Le mythe est séduisant. Remplacez le bœuf par le pois. Échangez le cheddar contre des noix de cajou. Vous avez gagné à la loterie de la santé.
Droite?
Pas nécessairement.
Une nouvelle étude renverse cette hypothèse. Les chercheurs ont comparé les aliments d’origine animale directement à leurs cousins à base de plantes dans les supermarchés britanniques. Les résultats remettent en question l’idée selon laquelle adopter une alimentation à base de plantes signifie automatiquement une alimentation « plus propre ». Dans de nombreux cas, cela signifie simplement davantage de traitement.
Les mathématiques des ingrédients
Ils correspondaient à 71 paires de produits.
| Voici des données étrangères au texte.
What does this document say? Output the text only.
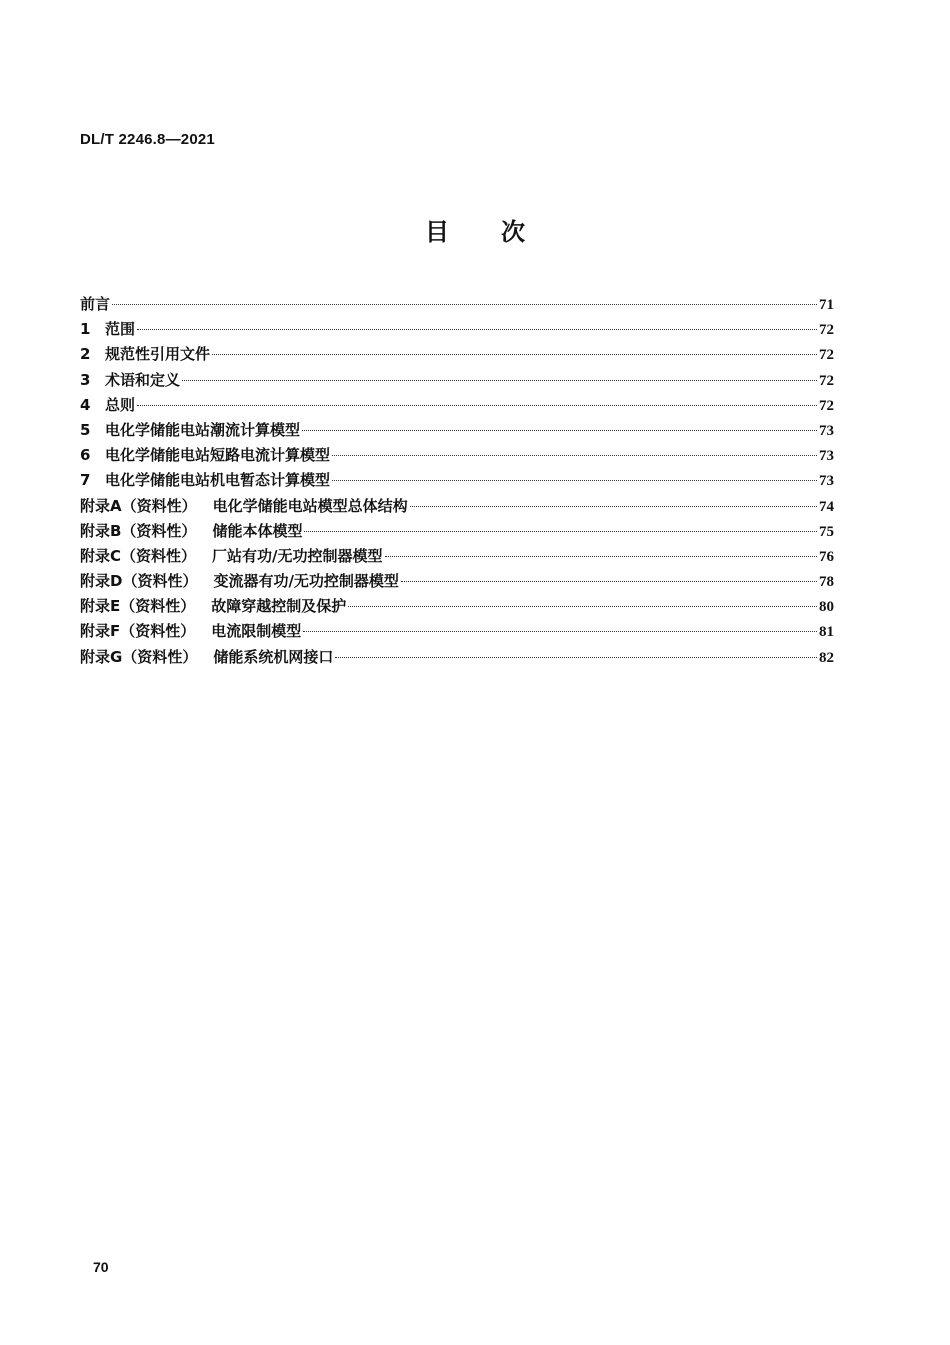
DL/T 2246.8—2021
目次
前言	71
1 范围	72
2 规范性引用文件	72
3 术语和定义	72
4 总则	72
5 电化学储能电站潮流计算模型	73
6 电化学储能电站短路电流计算模型	73
7 电化学储能电站机电暂态计算模型	73
附录A（资料性） 电化学储能电站模型总体结构	74
附录B（资料性） 储能本体模型	75
附录C（资料性） 厂站有功/无功控制器模型	76
附录D（资料性） 变流器有功/无功控制器模型	78
附录E（资料性） 故障穿越控制及保护	80
附录F（资料性） 电流限制模型	81
附录G（资料性） 储能系统机网接口	82
70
Produits laitiers vs lait végétal. Saucisses vs saucisses végétaliennes. Pêchez contre les algues. Ensuite, ils ont tout compté sur les étiquettes.
L’écart est flagrant. Les versions à base de plantes contenaient en moyenne plus d’ingrédients. Ils contenaient 39 types distincts d’additifs. Leurs homologues d’origine animale en contenaient 31.
Des listes plus longues. Plus de noms chimiques. C’est la différence.
Mais la disparité n’était pas égale. Les sauces salées ne présentaient pratiquement aucune différence en termes de teneur en additifs. L’écart se creuse massivement dans les substituts de viande, les substituts laitiers et les snacks transformés. Ce sont les produits qui luttent le plus pour imiter la chair.
Texture d’ingénierie
Donner à une carotte le goût de fromage nécessite de la science. Pas de magie, mais de chimie.
Les protéines végétales n’ont pas la structure naturelle de la viande. Ils ne crient pas de saveur et ne fondent pas d’eux-mêmes avec une capitulation crémeuse. Les additifs comblent ce vide.
- La méthylcellulose et l’alginate de sodium apportent cette touche moelleuse et fibreuse aux viandes végétaliennes.
- Le carbonate de calcium apparaît 11 fois pour donner aux produits sans produits laitiers leur opacité blanche et crémeuse et un apport en calcium.
- Les carotènes colorent le fromage alternatif en jaune parce que… eh bien, le fromage est censé être jaune.
- L’amidon modifié apparaît fréquemment comme liant.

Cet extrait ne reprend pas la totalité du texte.